On November 25, 2022, Alberta Finance Minister Travis Toews tabled the mid-year fiscal and economic update. The top line number everyone focused on was that Alberta was running a $12-billion surplus. But beyond that headline, the numbers showed Alberta’s fiscal position to be as precarious as it has ever been. The surplus was only generated because of record revenues from bitumen royalties ($19-billion) and other non-renewable-resource royalties ($8.8-billion). Had these revenues been directly transferred into the Heritage Fund, Alberta’s surplus would have become a nearly $16-billion deficit. In other words, Alberta’s fiscal position continues to be tied, for good or for bad, to world oil prices, which are volatile and out of Alberta’s control. Delinking Alberta’s finances from royalties means that Alberta needs to diversify its own revenue sources. A sales tax has long been promoted as such a stabilizer. It is therefore timely that A Sales Tax for Alberta: Why and How provides an up-to-date collection of essays giving various rationales for considering a sales tax in Alberta.
The central theme of this book is to lay bare to readers why Alberta needs a sales tax. It makes the case for why a provincial sales tax provides a source of stable revenue that is much needed by a province that has never, regardless of the political stripe of the government of the day, balanced its budget without relying on resource revenues. Over 10 chapters, four of them written by editor Robert L. Ascah (a former director of the Institute for Public Economics at the University of Alberta), the book attempts to detail why a provincial sales tax is easier and cheaper to administer than income taxes, albeit without tackling the nerdy commodity tax specificities of the design and implementation details that matter greatly for this argument. After all, just ask British Columbia if it is easier to administer a sales tax that directly piggybacks on the existing federal Goods and Services Tax system or one that is instead unique to the province.

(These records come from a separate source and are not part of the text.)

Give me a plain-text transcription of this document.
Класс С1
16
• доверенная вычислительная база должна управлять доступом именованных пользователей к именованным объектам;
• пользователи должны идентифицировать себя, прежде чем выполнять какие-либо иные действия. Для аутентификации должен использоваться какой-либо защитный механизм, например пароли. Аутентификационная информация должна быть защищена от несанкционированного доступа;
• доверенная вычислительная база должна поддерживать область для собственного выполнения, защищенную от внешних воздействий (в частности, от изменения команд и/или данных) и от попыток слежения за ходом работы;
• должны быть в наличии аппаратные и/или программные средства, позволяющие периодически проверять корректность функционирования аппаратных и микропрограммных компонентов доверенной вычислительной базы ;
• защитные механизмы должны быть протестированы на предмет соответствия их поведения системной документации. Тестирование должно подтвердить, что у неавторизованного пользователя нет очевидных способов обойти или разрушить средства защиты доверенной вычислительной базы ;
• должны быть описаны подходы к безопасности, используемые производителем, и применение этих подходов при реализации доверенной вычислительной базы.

The volume also takes on the thorny issue of why a sales tax in Alberta has long been taboo, or, as the chapter by Graham Thomson calls it, a “political suicide tax.” Indeed, in Alberta there is no good time to discuss a sales tax—not when resource revenues slump and the province is running significant deficits, and not when resource revenues rain money into the provincial coffers that are spent by the government of the day with the glee of a lottery winner.
And therein lies the rub. As noted in the afterword by Trevor W. Harrison (a retired professor of sociology at the University of Lethbridge), an important step in the path to a sales tax is to get Albertans to “yes.” Yet no matter how many boom-and-bust cycles Alberta has weathered, it is never the right time to talk about a sales tax. Perhaps the (post-) COVID environment will provide that opportunity, as Albertans watch their hospitals once again buckle under the pressures of maintaining access to healthcare for all Albertans while also dealing with the infectious trifecta of COVID, the annual flu and respiratory syncytial virus (RSV).
A missed opportunity in this volume, however, was to move beyond the usual arguments for and against a sales tax, arguments familiar to all public finance economists, and tackle the heterogeneous effects of a sales tax and how those can be mitigated through proper attention to design and implementation. A growing literature documents specifically the gender and racial inequities in our tax frameworks, and a sales tax is not immune to these inherent biases. Perhaps this could have been achieved had greater consideration been given to including more diverse authors.
Lindsay Tedds is an associate professor in the department of economics at the University of Calgary.